Sunday, June 22, 2003

Weekend blog, item from the past, #6.



June 13, 1990.



Korea has come and gone. Like the rest of Korea -- the rest that I saw out of my train windows -- Seoul was ringed by low mountains green and brown, stubby and not-so-distant. Central Seoul reminded me more of a Western city than either Osaka or Tokyo: wide streets, large sidewalks, towering buildings and a crush of cars. Largest non-highway streets I've ever seen, some of them. Twelve lanes, sometimes, crossable by underpasses. This size has the effect of absorbing the constant flow of cars, segregating them from pedestrians. Even buses keep to their place.



Thursday, June 7, I did my main sightseeing, on a warm, clear day. In Pagoda Park, the first place I went, I was buttonholed by some friendly college students, eager for free English practice. They treated me to some Korean wine -- like weak sake -- bought from a gnarled old woman, a streetside vendor. Out from its white plastic bottle into plastic cups that the students had, and from there to our stomachs. Not bad.



Entered Changgyonggdong, the main palace of the Korean kings of old, in the 19th century at least. Took the tour in English -- a sort of English, with the petite, pretty guide putting her mouth directly into a small, colorful bullhorn. It came out like bad radio, but I hardly minded, since I could read the signs anyway, which were in Korean and English. The tour stopped while a TV production company filmed a scene or two from an historic epic, or historic drama, or something.
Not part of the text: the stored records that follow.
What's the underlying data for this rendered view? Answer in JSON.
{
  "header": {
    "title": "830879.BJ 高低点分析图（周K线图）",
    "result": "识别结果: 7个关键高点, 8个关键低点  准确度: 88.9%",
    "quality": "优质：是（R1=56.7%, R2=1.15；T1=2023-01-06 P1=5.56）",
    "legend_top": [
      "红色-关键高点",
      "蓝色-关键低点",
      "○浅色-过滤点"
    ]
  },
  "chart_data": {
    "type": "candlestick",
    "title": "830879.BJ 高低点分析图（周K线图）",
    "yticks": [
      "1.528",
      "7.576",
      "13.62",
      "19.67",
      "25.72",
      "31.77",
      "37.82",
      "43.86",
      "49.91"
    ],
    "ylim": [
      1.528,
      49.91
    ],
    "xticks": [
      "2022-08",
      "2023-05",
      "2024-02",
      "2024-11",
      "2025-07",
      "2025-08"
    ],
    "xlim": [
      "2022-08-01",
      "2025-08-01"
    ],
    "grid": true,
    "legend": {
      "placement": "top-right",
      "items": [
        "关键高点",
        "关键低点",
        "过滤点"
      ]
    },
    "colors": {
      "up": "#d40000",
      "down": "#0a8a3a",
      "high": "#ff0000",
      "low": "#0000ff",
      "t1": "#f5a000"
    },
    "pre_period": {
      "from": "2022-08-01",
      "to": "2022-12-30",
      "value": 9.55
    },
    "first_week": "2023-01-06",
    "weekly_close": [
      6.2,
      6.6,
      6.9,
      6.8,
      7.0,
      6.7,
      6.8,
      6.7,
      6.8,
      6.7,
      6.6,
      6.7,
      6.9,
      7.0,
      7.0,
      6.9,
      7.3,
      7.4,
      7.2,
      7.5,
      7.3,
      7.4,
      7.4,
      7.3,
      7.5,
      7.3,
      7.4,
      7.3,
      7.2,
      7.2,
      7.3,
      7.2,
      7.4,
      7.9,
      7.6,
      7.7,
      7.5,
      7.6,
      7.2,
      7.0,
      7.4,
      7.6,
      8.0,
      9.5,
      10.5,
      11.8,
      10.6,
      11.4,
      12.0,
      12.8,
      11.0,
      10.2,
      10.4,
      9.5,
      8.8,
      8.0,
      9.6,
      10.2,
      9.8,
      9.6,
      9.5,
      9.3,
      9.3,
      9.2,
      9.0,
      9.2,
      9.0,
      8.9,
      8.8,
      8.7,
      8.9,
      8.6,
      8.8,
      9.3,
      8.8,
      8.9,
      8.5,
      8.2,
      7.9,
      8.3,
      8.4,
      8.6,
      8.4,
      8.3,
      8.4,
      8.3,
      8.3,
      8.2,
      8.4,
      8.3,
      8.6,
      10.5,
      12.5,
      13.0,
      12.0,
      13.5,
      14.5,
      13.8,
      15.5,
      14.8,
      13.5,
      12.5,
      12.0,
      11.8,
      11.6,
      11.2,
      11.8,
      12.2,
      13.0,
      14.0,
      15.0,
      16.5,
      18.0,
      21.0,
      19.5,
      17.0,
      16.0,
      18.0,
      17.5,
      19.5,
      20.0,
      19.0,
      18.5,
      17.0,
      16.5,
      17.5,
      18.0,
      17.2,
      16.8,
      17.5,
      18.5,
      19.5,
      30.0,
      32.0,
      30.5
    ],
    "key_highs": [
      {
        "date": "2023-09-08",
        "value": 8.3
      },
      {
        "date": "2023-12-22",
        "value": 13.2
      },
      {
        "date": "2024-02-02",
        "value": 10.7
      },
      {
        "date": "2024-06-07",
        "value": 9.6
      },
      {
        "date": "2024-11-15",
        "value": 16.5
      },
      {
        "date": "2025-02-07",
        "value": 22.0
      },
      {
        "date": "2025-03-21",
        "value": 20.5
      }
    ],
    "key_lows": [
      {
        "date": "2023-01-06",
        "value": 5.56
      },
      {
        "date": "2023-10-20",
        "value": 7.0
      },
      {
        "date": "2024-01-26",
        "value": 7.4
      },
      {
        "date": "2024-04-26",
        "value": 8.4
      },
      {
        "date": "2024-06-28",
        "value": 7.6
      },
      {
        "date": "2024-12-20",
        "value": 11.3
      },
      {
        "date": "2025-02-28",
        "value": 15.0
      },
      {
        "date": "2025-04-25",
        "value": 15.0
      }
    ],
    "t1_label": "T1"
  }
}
In it (I was told), the second-to-last king of Korea was taking his son away in a carriage. A very polished and European-looking carriage, and except for the multicolored and flowing robes of the distressed courtiers surrounding the carriage, you’d never know it was a Korean scene. The courtiers were sore upset about seeing the king and his son go, and moaned realistically on cue. The plot had something to do with the son going off to Japan to be a hostage. Pretty much any Korean epic set in the late 19th century is going to have the Japanese as villains, as well it should, I figure.



The human actors turned on and off, on cue. The horses weren't so disciplined. The director -- or at least the guy with a bigger bullhorn than my guide -- went over to whack the beasts a time or two.



I watched a fair amount of AFKN television in my YMCA hotel room, especially The Longest Day on June 6. No commercials on Armed Forces television; no standard commercials, anyway, but a fair number of "military commercials," such as the one that detailed allowable hairstyles for both male and female enlisted members of the armed forces. There was also a bulletin about prohibited places and times for those in service, places that sounded like bar-heavy districts with high potential for late-night fights among soldiers, or between soldiers and Koreans.



My last full day in town, June 8, it rained most of the time. Went out for lunch & tea and met some more students. Talked a while. But mostly I was in my room, reading and watching TV.